Closed lifei176 closed 6 months ago
Go to the config.yaml and change the biomart_host to "http://nov2020.archive.ensembl.org"
@lifei176
Indeed, the answer of @Raghav1881 is correct.
Thank you :)
Best,
S
Quick question on this - when I replaced the biomart url with the archive for mm10 (nov2020), the download_genome_annotations job retrieved GRCm38.p6 as expected, but the NCBI assembly information gathered after appears to be associated with mm39 - will this lead to issues?
####### Example output 2024-08-01 11:59:07,085 Download gene annotation INFO Using genome: GRCm38.p6
2024-08-01 11:59:07,099 Download gene annotation INFO Found corresponding genome Id 52 on NCBI
2024-08-01 11:59:07,616 Download gene annotation INFO Found corresponding assembly Id 7358741 on NCBI
2024-08-01 11:59:08,133 Download gene annotation INFO Downloading assembly information from: ftp://ftp.ncbi.nlm.nih.gov/genomes/all/GCF/000/001/635/GCF_000001635.27_GRCm39/GCF_000001635.27_GRCm39_assembly_report.txt
^ A quick selection of a few loci from the genome_annotations.tsv match the mm10 annotation, so I feel it may be fine, but I just want to make sure nothing downstream is complicated by the mismatch
Same issue here, it is not about the biomart version. I'm not sure whether it might bring any uncertainties. Any comments appreciated.
p.s. I've tried my best to let it download from https://ftp.ncbi.nlm.nih.gov/genomes/all/GCF/000/001/635/GCF_000001635.26_GRCm38.p6/GCF_000001635.26_GRCm38.p6_assembly_report.txt, but I can't figure out where it generates genome_annotation.tsv and chromsizes.tsv. Reading the source code is really headache...

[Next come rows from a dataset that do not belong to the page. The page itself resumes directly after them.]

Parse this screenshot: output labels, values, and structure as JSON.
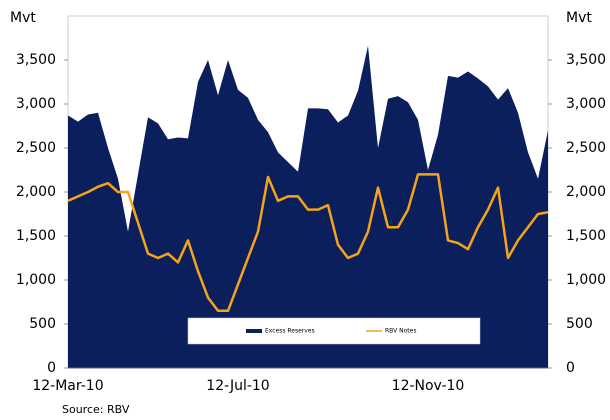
{
  "chart_data": {
    "type": "area-line",
    "y_label": "Mvt",
    "y2_label": "Mvt",
    "source": "Source: RBV",
    "categories": [
      "12-Mar-10",
      null,
      null,
      null,
      null,
      null,
      null,
      null,
      null,
      null,
      null,
      null,
      null,
      null,
      null,
      null,
      null,
      "12-Jul-10",
      null,
      null,
      null,
      null,
      null,
      null,
      null,
      null,
      null,
      null,
      null,
      null,
      null,
      null,
      null,
      null,
      null,
      null,
      "12-Nov-10",
      null,
      null,
      null,
      null,
      null,
      null,
      null,
      null,
      null,
      null,
      null,
      null
    ],
    "series": [
      {
        "name": "Excess Reserves",
        "color": "#0b1f5c",
        "kind": "area",
        "values": [
          2870,
          2800,
          2880,
          2900,
          2500,
          2150,
          1550,
          2200,
          2850,
          2780,
          2600,
          2620,
          2610,
          3250,
          3500,
          3100,
          3500,
          3160,
          3070,
          2820,
          2680,
          2450,
          2340,
          2230,
          2950,
          2950,
          2940,
          2790,
          2870,
          3150,
          3660,
          2500,
          3060,
          3090,
          3020,
          2820,
          2250,
          2650,
          3320,
          3300,
          3370,
          3290,
          3200,
          3050,
          3180,
          2900,
          2450,
          2150,
          2700
        ]
      },
      {
        "name": "RBV Notes",
        "color": "#f5a31a",
        "kind": "line",
        "axis": "y2",
        "values": [
          1900,
          1950,
          2000,
          2060,
          2100,
          2000,
          2000,
          1650,
          1300,
          1250,
          1300,
          1200,
          1450,
          1100,
          800,
          650,
          650,
          950,
          1250,
          1550,
          2170,
          1900,
          1950,
          1950,
          1800,
          1800,
          1850,
          1400,
          1250,
          1300,
          1550,
          2050,
          1600,
          1600,
          1800,
          2200,
          2200,
          2200,
          1450,
          1420,
          1350,
          1600,
          1800,
          2050,
          1250,
          1450,
          1600,
          1750,
          1770
        ]
      }
    ],
    "ylim": [
      0,
      4000
    ],
    "yticks": [
      0,
      500,
      {
        "value": 1000,
        "label": "1,000"
      },
      {
        "value": 1500,
        "label": "1,500"
      },
      {
        "value": 2000,
        "label": "2,000"
      },
      {
        "value": 2500,
        "label": "2,500"
      },
      {
        "value": 3000,
        "label": "3,000"
      },
      {
        "value": 3500,
        "label": "3,500"
      }
    ],
    "y2lim": [
      0,
      4000
    ],
    "y2ticks": [
      0,
      500,
      {
        "value": 1000,
        "label": "1,000"
      },
      {
        "value": 1500,
        "label": "1,500"
      },
      {
        "value": 2000,
        "label": "2,000"
      },
      {
        "value": 2500,
        "label": "2,500"
      },
      {
        "value": 3000,
        "label": "3,000"
      },
      {
        "value": 3500,
        "label": "3,500"
      }
    ],
    "legend": "bottom"
  }
}
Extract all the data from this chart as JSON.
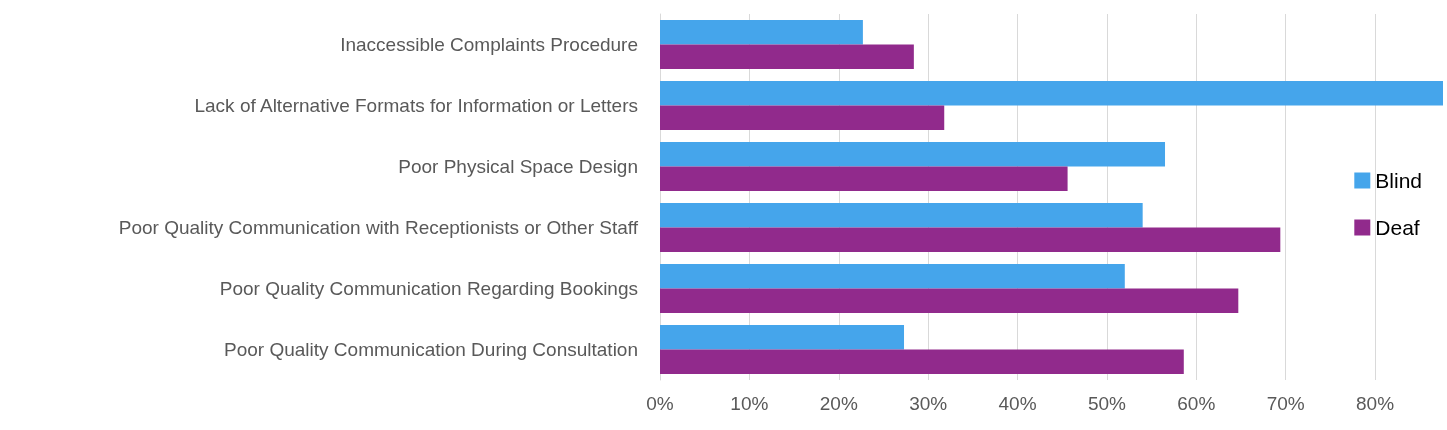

^ A quick selection of a few loci from the genome_annotations.tsv match the mm10 annotation, so I feel it may be fine, but I just want to make sure nothing downstream is complicated by the mismatch
Sorry to say dude @yahbish , I also checked this out, it influenced a lot. First, to make it clear, the genome_annotation.tsv is mm39 version; Second, for a gene like, the 38 and 39 versions could be very different. A million-level bp mismatch could turn the analysis into meaningless.
Hi @PhrenoVermouth and @yahbish
Yes, indeed it's important that you use the correct genome annotation file! However, in your case I'm quite sure it downloaded the correct genome annotation file, the chromsizes file might be wrong though (this I would download manually from: https://hgdownload.cse.ucsc.edu/goldenPath/mm10/bigZips/
Also now we have a new command in pycisTopic to download this data:
see
pycistopic tss get_tss --help
Best,
Seppe
Thank you for your response! I managed to find a workaround for [issue #401] (https://github.com/aertslab/scenicplus/issues/401). Although the log output still shows mm39 under INFO, the underlying content appears to be corrected.
In reviewing the source code, I noticed an odd behavior: it initially pulls the correct information from the mm38 Ensembl archive (manually specified), but then, when it detects the default version in NCBI as mm39, the Ensembl results aren’t output in the final data. Given my limited coding experience, I wasn't able to investigate further, but I hope this insight helps.
In the "download_genome_annotations" step, "GRCm39" is the target genome for downstream analyses when tha species is mouse. However, compared with "GRCm39", "GRCm38" (mm10) is much more widely used. Can we optimize the code so that "GRCm38" will be the target genome? This will help the community a lot, especially for those exploring mouse data. Thank you in advance.